Pastoral lease in Northern Territory, Australia

Moroak Station is a pastoral lease that operates as a cattle station in the Northern Territory, Australia.

==Location==
The property is situated approximately 70 km east of Mataranka and 98 km north east of Larrimah. The Roper River flows through the property and acts as the southern boundary of Moroak and the northern boundary of Elsey Station. Moroak is bounded to the north by Mountain Valley Station, to the west by Goondooloo Station and to the east by Flying Fox Station.

==Description==
Occupying an area of 1427 km2, the station is not especially large by Australian standards, but it is still larger than several countries (e.g., São Tomé and Príncipe, Kiribati, Bahrain). The terrain is mostly flat with open grassy plains, woodlands and some hilly areas. The Roper River flows through the property, and there are many dams, waterholes and creeks. Infrastructure includes more than 700 km of fencing, a large homestead set on the banks of the Roper River, staff accommodation, numerous sheds and five cattle yards, each with its own stock camp.

==History==
The traditional owners of the area are the Mangarayi people. Some of the Mangarayi work as rangers along the river.
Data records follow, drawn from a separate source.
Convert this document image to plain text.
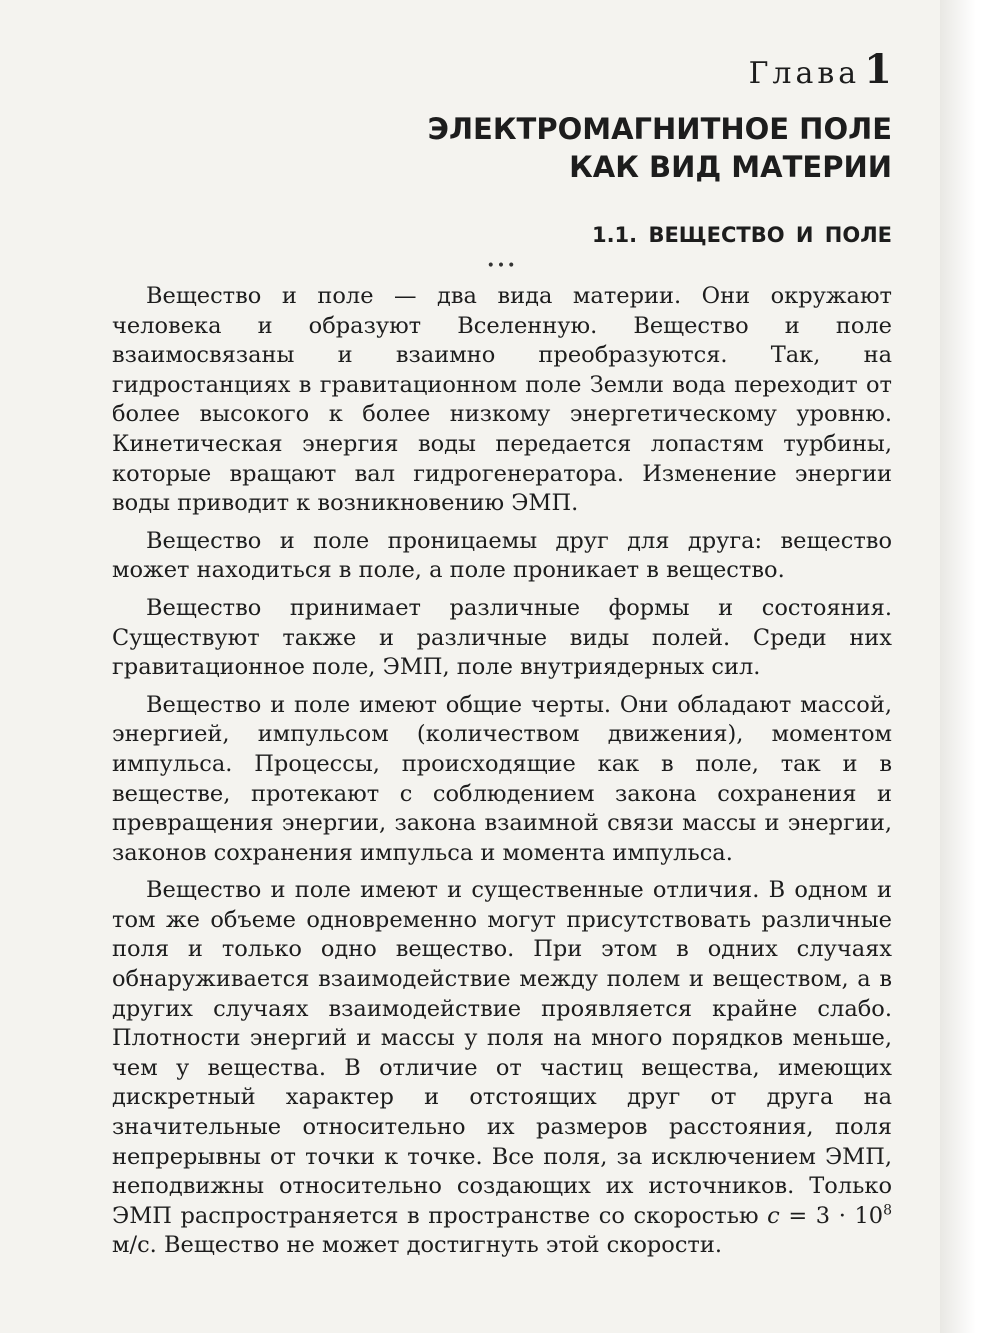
Глава 1
ЭЛЕКТРОМАГНИТНОЕ ПОЛЕ
КАК ВИД МАТЕРИИ
1.1. ВЕЩЕСТВО И ПОЛЕ
•••

Вещество и поле — два вида материи. Они окружают человека и образуют Вселенную. Вещество и поле взаимосвязаны и взаимно преобразуются. Так, на гидростанциях в гравитационном поле Земли вода переходит от более высокого к более низкому энергетическому уровню. Кинетическая энергия воды передается лопастям турбины, которые вращают вал гидрогенератора. Изменение энергии воды приводит к возникновению ЭМП.

Вещество и поле проницаемы друг для друга: вещество может находиться в поле, а поле проникает в вещество.

Вещество принимает различные формы и состояния. Существуют также и различные виды полей. Среди них гравитационное поле, ЭМП, поле внутриядерных сил.

Вещество и поле имеют общие черты. Они обладают массой, энергией, импульсом (количеством движения), моментом импульса. Процессы, происходящие как в поле, так и в веществе, протекают с соблюдением закона сохранения и превращения энергии, закона взаимной связи массы и энергии, законов сохранения импульса и момента импульса.

Вещество и поле имеют и существенные отличия. В одном и том же объеме одновременно могут присутствовать различные поля и только одно вещество. При этом в одних случаях обнаруживается взаимодействие между полем и веществом, а в других случаях взаимодействие проявляется крайне слабо. Плотности энергий и массы у поля на много порядков меньше, чем у вещества. В отличие от частиц вещества, имеющих дискретный характер и отстоящих друг от друга на значительные относительно их размеров расстояния, поля непрерывны от точки к точке. Все поля, за исключением ЭМП, неподвижны относительно создающих их источников. Только ЭМП распространяется в пространстве со скоростью $c = 3 \cdot 10^8$ м/с. Вещество не может достигнуть этой скорости.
Arnold Alfred Thick owned the property in 1950. The pastoral leasehold was transferred to John Lesley Stuart MacFarlane and his family in 1951. McFarlane was a member for the locality of Elsey in the Northern Territory Government for many years. In 1962, in one of the last of the major overland Australian droving trips, MacFarlane commissioned Joe Groves to move over 1,000 head of cattle from Moroak to the Dajarra railhead in western Queensland. In 1985, MacFarlane sold the station to his son, Tim. He died in early 1986 and was buried at Moroak Station.

Tony Davis — who also owned Limbunya Station — acquired the property in 2004 for AUD10 million. In 2013 Moroak was run in conjunction with Goondooloo, and together the leases occupy an area of 2329 km2; the lands were stocked with 25,000 head of Brahman cattle. Between 2004 and 2014 Davis built 40 additional dams, had the property completely fenced and made improvements to the homestead. Tony and Pam Davis sold the property in 2015 to Donald Hoar, who had previously managed Balfour Downs Station.